The more I think about it the more I realise that there are profound affective-social-political consequences of bodies losing touch during the pandemic. The dying cut off in 'COVID wards' and those left behind in turn denied the touch of comfort as funerals have been banned or limited and social distancing measures applied to everybody including those in mourning. How then to grieve the COVID-19 dead? Especially when (as Casey Cep commented in the New York Times in May) "there has been no national moment of silence or day of mourning no collective call to pause & grieve together." Rather than public rituals and gatherings - the bereaved dressed in black and overspilling from the pub and on to the street during the drinks after - news and mourning of the dead is circulated and contained within social networks where it echoes around the online chambers inhabited by those particular communities paying the highest price. Indeed, such a containment of grief, while distressing for those directly impacted, has knock on affects or more precisely has no knock on affect and instead works to shield others from the sight, feeling, and indeed the very touch of death. Looking at the way COVID-19 has disproportianately worked its way around our social body, I'm of the opinion that such affective containment has further implications - of sharpening the emotional landscape of pandemic and in doing so setting communities further apart from another, enabling some bodies to keep going, remain unaffected, and to continue circulating while others feel the toll of the pandemic in private.

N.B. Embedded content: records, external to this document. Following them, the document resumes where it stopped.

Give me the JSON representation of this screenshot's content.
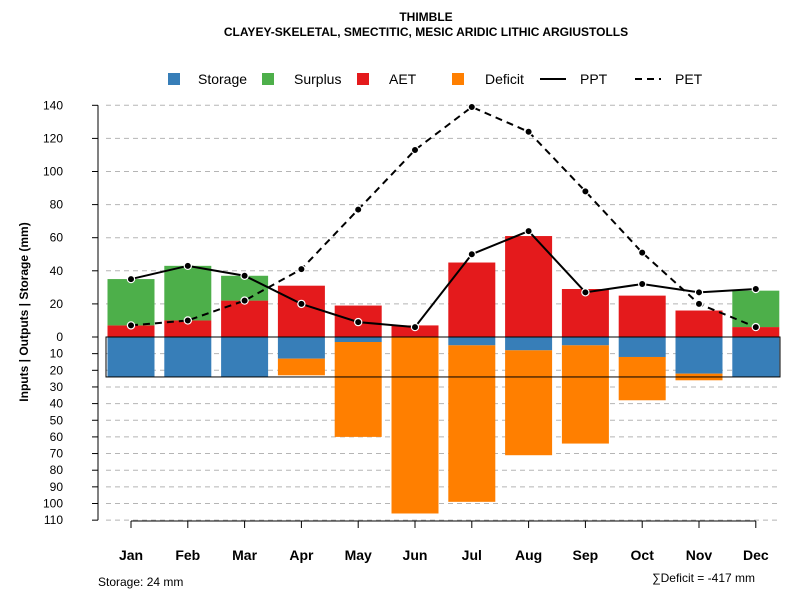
{
  "chart_data": {
    "type": "bar",
    "title": "THIMBLE",
    "subtitle": "CLAYEY-SKELETAL, SMECTITIC, MESIC ARIDIC LITHIC ARGIUSTOLLS",
    "ylabel": "Inputs | Outputs | Storage    (mm)",
    "categories": [
      "Jan",
      "Feb",
      "Mar",
      "Apr",
      "May",
      "Jun",
      "Jul",
      "Aug",
      "Sep",
      "Oct",
      "Nov",
      "Dec"
    ],
    "upper_ticks": [
      "0",
      "20",
      "40",
      "60",
      "80",
      "100",
      "120",
      "140"
    ],
    "lower_ticks": [
      "10",
      "20",
      "30",
      "40",
      "50",
      "60",
      "70",
      "80",
      "90",
      "100",
      "110"
    ],
    "upper_ylim": [
      0,
      140
    ],
    "lower_ylim": [
      0,
      110
    ],
    "legend": [
      {
        "label": "Storage",
        "kind": "box",
        "color": "#377eb8"
      },
      {
        "label": "Surplus",
        "kind": "box",
        "color": "#4daf4a"
      },
      {
        "label": "AET",
        "kind": "box",
        "color": "#e41a1c"
      },
      {
        "label": "Deficit",
        "kind": "box",
        "color": "#ff7f00"
      },
      {
        "label": "PPT",
        "kind": "solid",
        "color": "#000000"
      },
      {
        "label": "PET",
        "kind": "dashed",
        "color": "#000000"
      }
    ],
    "series": [
      {
        "name": "AET",
        "color": "#e41a1c",
        "values": [
          7,
          10,
          22,
          31,
          19,
          7,
          45,
          61,
          29,
          25,
          16,
          6
        ]
      },
      {
        "name": "Surplus",
        "color": "#4daf4a",
        "values": [
          28,
          33,
          15,
          0,
          0,
          0,
          0,
          0,
          0,
          0,
          0,
          22
        ]
      },
      {
        "name": "Storage",
        "color": "#377eb8",
        "values": [
          24,
          24,
          24,
          13,
          3,
          0,
          5,
          8,
          5,
          12,
          22,
          24
        ]
      },
      {
        "name": "Deficit",
        "color": "#ff7f00",
        "values": [
          0,
          0,
          0,
          10,
          57,
          106,
          94,
          63,
          59,
          26,
          4,
          0
        ]
      },
      {
        "name": "PPT",
        "color": "#000000",
        "values": [
          35,
          43,
          37,
          20,
          9,
          6,
          50,
          64,
          27,
          32,
          27,
          29
        ]
      },
      {
        "name": "PET",
        "color": "#000000",
        "values": [
          7,
          10,
          22,
          41,
          77,
          113,
          139,
          124,
          88,
          51,
          20,
          6
        ]
      }
    ],
    "storage_capacity": 24,
    "footer_left": "Storage: 24 mm",
    "footer_right": "∑Deficit = -417 mm"
  }
}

I often turn to Sara Ahmed and find almost always that something in her work will be important and relevant. This time, re-reading 'The Cultural Politics of Emotion' reminds me that "emotions work to shape the surfaces of individual and collective bodies" (2004: 6) and that there is reason behind our colloquialisms - that we describe ourselves as having been emotionally touched, or as finding somebody’s speech touching. After all, being touched - emotionally - makes bodies materially different as being affected involves "physically and biologically something is present [in the body] that was not there before’ (Brennan, 2004: 1). As I understand them, bodies and emotions are mutually constitutive and therefore play an important role in (re/dis)embodiment and beyond this in the social-political (re)orientation  - the very movement - of individuals and collectives meaning there will be profound affective-social-political consequences of bodies losing touch during this pandemic. From a lack of feelings allowing and facillitating the continued circulation of somebodies to the containment of grief in parts of the social body further deepening emotional-political divides in our country when we most need to unite in the face of Government ineptitude - the stakes are high. However, as I conclude this diary entry I am warned on Twitter by UK COVID-19 data analyst Lawrence Gilder that "today’s deaths figure is likely to be very unsettling. I am projecting deaths to be around 550-620, hopefully I am completely wrong, but whatever the real figure is, do not become numb to it. These are all lives tragically lost." And yet, being out of touch as I am, I feel nothing.